Microsoft claims that they plan to have the new operating system on retail shelves in little more than a year and that a select group of developers will test and improve the product during the next 12 months in anticipation of a January 2010 launch in Australia.
Microsoft claims that big benefits of the new OS is the way that it interfaces with touchscreen monitors and lets consumers use their computers to control other electronic devices, such as TVs and stereos in the home.
|Steven Sinofsky Microsoft senior vice president for the Windows and Windows Live Engineering Group discusses the features of Microsofts’s new operating system Windows 7 at the 2008 Microsoft Professional Developers Conference in Los Angeles October 28, 2008.|
The Company has also said that the media centre side of the operating system has been totally changed with new benefits added that will allow for better connectivity with devices.
Vista has continued to suffer problems with privacy, security, and performance.

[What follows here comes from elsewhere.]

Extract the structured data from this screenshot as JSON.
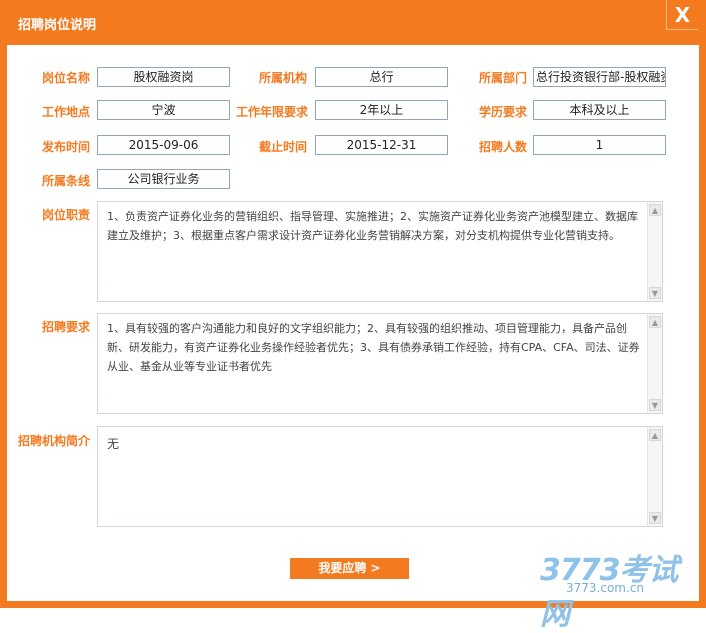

Many businesses have continued to use XP, the previous version of the operating system, which is considered more stable. It has also been revealed that most Vista installations are not by choice with manufacturers loading Vista on new PC’s and notebooks as opposed to consumers upgrading a version of Windows XP to Vista.
In defence of Vista Microsoft has said “Vista is in great shape It has been the fastest-adopted operating system of all time. If you look at people who are using Vista today, 90 per cent are satisfied with that experience and would recommend it to friends and family.”
Windows 7 will be tested and developed over the next few years, Microsoft said, but users can expect the launch version to include a “touch” feature that will work with compatible touchscreen monitors. People will be able to do simple tasks such as selecting a folder without using a mouse, and write on the screen with a stylus or finger. Software will convert the handwriting into text.
Some Vista applications, including Calender, Windows Mail, Movie Maker, Contacts and Photo Gallery, will be cut from Windows 7. Instead, those applications will be available for download from the Microsoft website.
The Times in London said recently that Microsoft denied that calling the new software “Windows 7” rather than sticking with the “Vista” tag was a rebranding exercise, saying that the company has historically referred to operating systems by their version numbers.
Sceptics pointed out that Microsoft has recently launched a $300 million advertising campaign to improve the brand’s image and counter Apple’s “Get a Mac” campaign, which characterises PCs as slow and uncool. Industry insiders have said that problems with Vista were the primary reason the company felt the new advertising campaign was needed in the first place.